In the 17th century, the low country surrounding the Lek River in the Netherlands was the most dynamic and commercially vibrant region of Europe, said History professor Steven Pincus. Dutch cities in the area of the river, including Amsterdam and Rotterdam, wanted to modernize, which required controlling the river’s flow, said Young. Therefore, these cities launched expensive projects to build dykes and piers, which were funded largely by bonds similar to the one in Yale’s collection.

This bond, which was issued in perpetuity — without an expiration date — was used to pay the workers who built a pier along the river to control the flow of water to nearby farmlands. Young visited a stretch of such piers on Monday with members of the water authority, walking together along a centuries-old dyke.

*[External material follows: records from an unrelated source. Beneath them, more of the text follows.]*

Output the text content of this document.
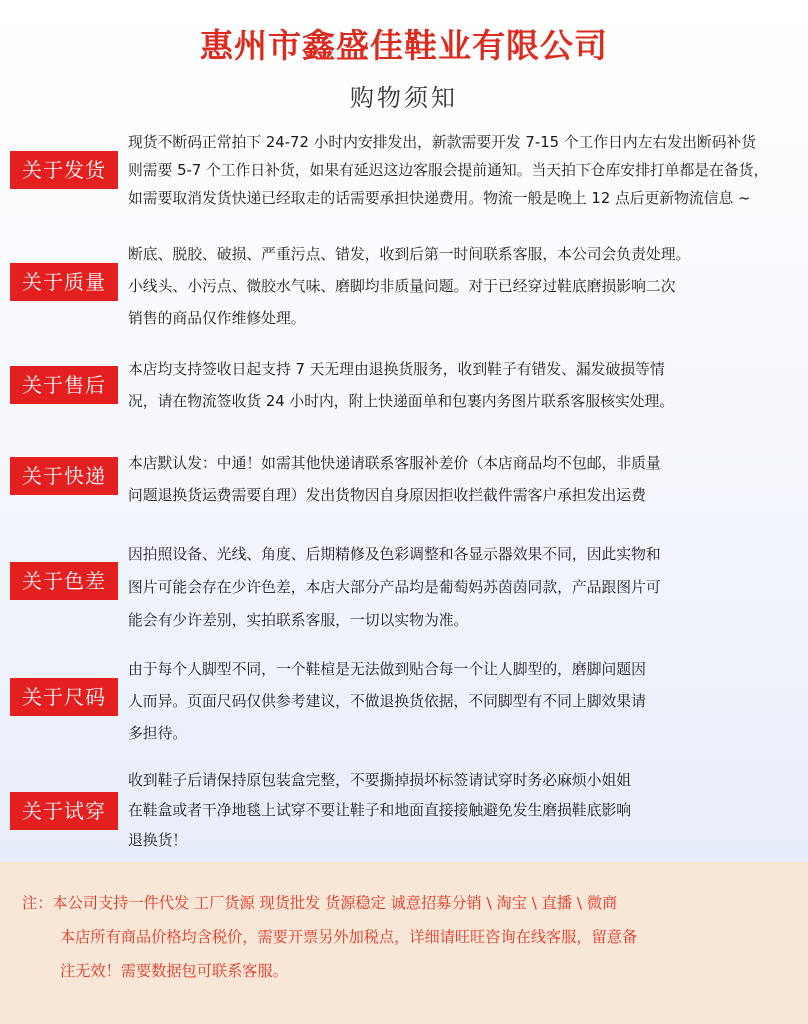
惠州市鑫盛佳鞋业有限公司
购物须知
关于发货
现货不断码正常拍下 24-72 小时内安排发出，新款需要开发 7-15 个工作日内左右发出断码补货
则需要 5-7 个工作日补货，如果有延迟这边客服会提前通知。当天拍下仓库安排打单都是在备货，
如需要取消发货快递已经取走的话需要承担快递费用。物流一般是晚上 12 点后更新物流信息 ~
关于质量
断底、脱胶、破损、严重污点、错发，收到后第一时间联系客服，本公司会负责处理。
小线头、小污点、微胶水气味、磨脚均非质量问题。对于已经穿过鞋底磨损影响二次
销售的商品仅作维修处理。
关于售后
本店均支持签收日起支持 7 天无理由退换货服务，收到鞋子有错发、漏发破损等情
况，请在物流签收货 24 小时内，附上快递面单和包裹内务图片联系客服核实处理。
关于快递
本店默认发：中通！如需其他快递请联系客服补差价（本店商品均不包邮，非质量
问题退换货运费需要自理）发出货物因自身原因拒收拦截件需客户承担发出运费
关于色差
因拍照设备、光线、角度、后期精修及色彩调整和各显示器效果不同，因此实物和
图片可能会存在少许色差，本店大部分产品均是葡萄妈苏茵茵同款，产品跟图片可
能会有少许差别，实拍联系客服，一切以实物为准。
关于尺码
由于每个人脚型不同，一个鞋楦是无法做到贴合每一个让人脚型的，磨脚问题因
人而异。页面尺码仅供参考建议，不做退换货依据，不同脚型有不同上脚效果请
多担待。
关于试穿
收到鞋子后请保持原包装盒完整，不要撕掉损坏标签请试穿时务必麻烦小姐姐
在鞋盒或者干净地毯上试穿不要让鞋子和地面直接接触避免发生磨损鞋底影响
退换货！
注：本公司支持一件代发 工厂货源 现货批发 货源稳定 诚意招募分销 \ 淘宝 \ 直播 \ 微商
本店所有商品价格均含税价，需要开票另外加税点，详细请旺旺咨询在线客服，留意备
注无效！需要数据包可联系客服。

According to Pincus, the Dutch Republic pioneered the use of public money to build civic projects and, in the view of some historians, was the first modern economy. The bond suggests both the Dutch’s willingness to experiment with a variety of financial instruments and also the widely dispersed wealth in that society, he added. The Dutch were also among the first to issue these bonds on a large scale, said economics professor Jose-Antonio Espin-Sanchez.

At Yale, the bond has caught the interest of professors. Since the bond is both a historical artifact and a viable financial document, professors said the bond is a reminder of the permanence of financial documents. The bond offers students and professors a new way to see history not as something stored away, but as something vibrant, said Young.

“If we walk away and it’s never redeemed, it might as well be a dead bond,” Young said.

For a bond to be called alive, Dutch water authorities require that someone claim interest on a bond, said Young. The water authority Hoogheemraadschap De Stichtse Rijnlanden, which inherited the debt of previous water authorities several centuries ago, has records of six bonds from the same time period that are still generating interest. Yale must bring in the bond once every generation to keep the bond on the books, Young added. Because the bond is still alive, Young said the Beinecke staff had to create a new way to categorize it in its collection.

The guilder was the official currency of the Netherlands until it was replaced by the euro in 2000.